USwitch, which tapped the underserved UK energy switching sector only a few years ago, has just been sold, together with its sister and parent companies, to private equity for £2.2 billion.

FairMoney.com is developing unique Machine Intelligence capability that will deliver the most personalised, fair and transparent service, not only on loans, but soon on all products and services, to all customers.

Its research shows that more than 33 million online searches a year for loans are made in the UK, but existing price comparison websites (PCWs) are converting only a small fraction of these and are badly failing both borrowers and lenders.

FairMoney.com, inspired by the non-profit Campaign for Fair Finance, which aims to drive the financial services industry to offer fair credit to all customers and especially those who need it most, is seeking to raise new funds, to enable it to deliver rapid growth, through investment platform Shadow Foundr. Shadow Foundr has commented favourably on the exceptionally high level of returns available to investors in its FairMoney.com investment proposition.

Shadow Foundr, which meticulously vets all investment proposals before any crowdfunding starts and, uniquely, only then puts them live once they have themselves raised at least 30% from their own seasoned, professional investor pool, has launched the fundraising at www.shadowfoundr.com/investments/514/fairmoney-com and has already hosted successful webinars for potential FairMoney.com investors.

 Industry data shows that personal loans account for just 7% of the existing PCW market and with 11 million UK customers using the sites each year, FairMoney.com has identified the potential to enhance the market for the benefit of lenders and borrowers.

 It believes current PCWs are not trusted on loans by borrowers and do not have the technology to provide reliable leads which convert well enough into business for lenders. FairMoney.com currently has links with 44 loan providers including major banks and P2P companies, offering 71 products ranging from loans for people with good credit ratings to those with adverse credit ratings.

 FairMoney.com has developed unique Machine Intelligence technology which recommends totally, up-to-the-minute, highly personalised products to customers in an unbiased way and earns its revenue through cost per click or a fee or percentage of loans made, from advertisers on its website and for visitors to their advertisements.

 Fairmoney’s proposition thus provides a win-win by directing its customers to the lowest priced lenders where the customer meets the lender’s underwriting standards through a seamless customer-centric journey.
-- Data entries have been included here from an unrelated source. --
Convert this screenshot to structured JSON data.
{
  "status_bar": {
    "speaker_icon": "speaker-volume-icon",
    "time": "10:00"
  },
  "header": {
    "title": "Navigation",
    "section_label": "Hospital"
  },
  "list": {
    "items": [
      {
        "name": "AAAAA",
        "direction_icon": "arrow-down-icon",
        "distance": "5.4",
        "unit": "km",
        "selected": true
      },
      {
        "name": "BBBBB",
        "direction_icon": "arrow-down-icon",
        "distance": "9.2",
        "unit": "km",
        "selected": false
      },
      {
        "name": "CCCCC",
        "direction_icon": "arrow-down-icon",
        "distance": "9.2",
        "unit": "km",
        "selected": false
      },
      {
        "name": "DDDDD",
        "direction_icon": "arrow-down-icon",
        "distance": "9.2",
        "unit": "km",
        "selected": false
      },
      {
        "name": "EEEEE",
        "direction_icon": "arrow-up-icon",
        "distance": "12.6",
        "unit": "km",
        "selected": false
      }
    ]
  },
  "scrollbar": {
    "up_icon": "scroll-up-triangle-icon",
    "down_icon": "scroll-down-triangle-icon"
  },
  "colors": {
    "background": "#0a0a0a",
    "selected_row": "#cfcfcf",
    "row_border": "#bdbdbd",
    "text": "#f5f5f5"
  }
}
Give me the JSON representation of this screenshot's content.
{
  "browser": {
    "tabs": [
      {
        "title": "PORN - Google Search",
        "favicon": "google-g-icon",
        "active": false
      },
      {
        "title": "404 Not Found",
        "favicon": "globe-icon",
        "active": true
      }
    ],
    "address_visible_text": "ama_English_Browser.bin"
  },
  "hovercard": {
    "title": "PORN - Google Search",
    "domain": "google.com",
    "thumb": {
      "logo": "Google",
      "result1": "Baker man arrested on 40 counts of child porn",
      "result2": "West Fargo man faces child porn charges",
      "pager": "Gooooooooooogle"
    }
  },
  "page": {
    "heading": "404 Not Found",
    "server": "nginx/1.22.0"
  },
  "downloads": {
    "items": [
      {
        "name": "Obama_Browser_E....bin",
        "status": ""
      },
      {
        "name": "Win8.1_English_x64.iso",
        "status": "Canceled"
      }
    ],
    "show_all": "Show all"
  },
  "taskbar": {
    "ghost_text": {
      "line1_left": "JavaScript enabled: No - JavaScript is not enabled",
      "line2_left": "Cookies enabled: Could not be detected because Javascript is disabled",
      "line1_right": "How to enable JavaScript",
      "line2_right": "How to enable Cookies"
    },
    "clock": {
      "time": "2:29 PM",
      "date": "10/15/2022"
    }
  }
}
No frustration for the customer on being rejected for not meeting underwriting criteria, no rejected applications impacting credit references, and price comparisons which are honest and transparent. For the lenders, no time wasted on rejected applications, dramatically reducing origination costs.

 Founder Dr Roger Gewolb, who previously founded both the UK’s multi-billion pound fair car finance industry for people with credit problems and the Campaign for Fair Finance, has invested £500,000, said: “We are tapping into the huge market opportunity that remains underserved by current PCWs for the Loans market. It’s low-hanging fruit.

“The opportunity exists to quickly establish Fairmoney.com as a champion of the consumer in the field of loans and thereafter for all products and services to do with money as the current PCWs are insurance focused.”

Fairmoney.com foresees an eventual trade sale to one of the larger PCWs as the most likely exit, but an acquisition by private equity or a financial services group is also possible, as is an IPO.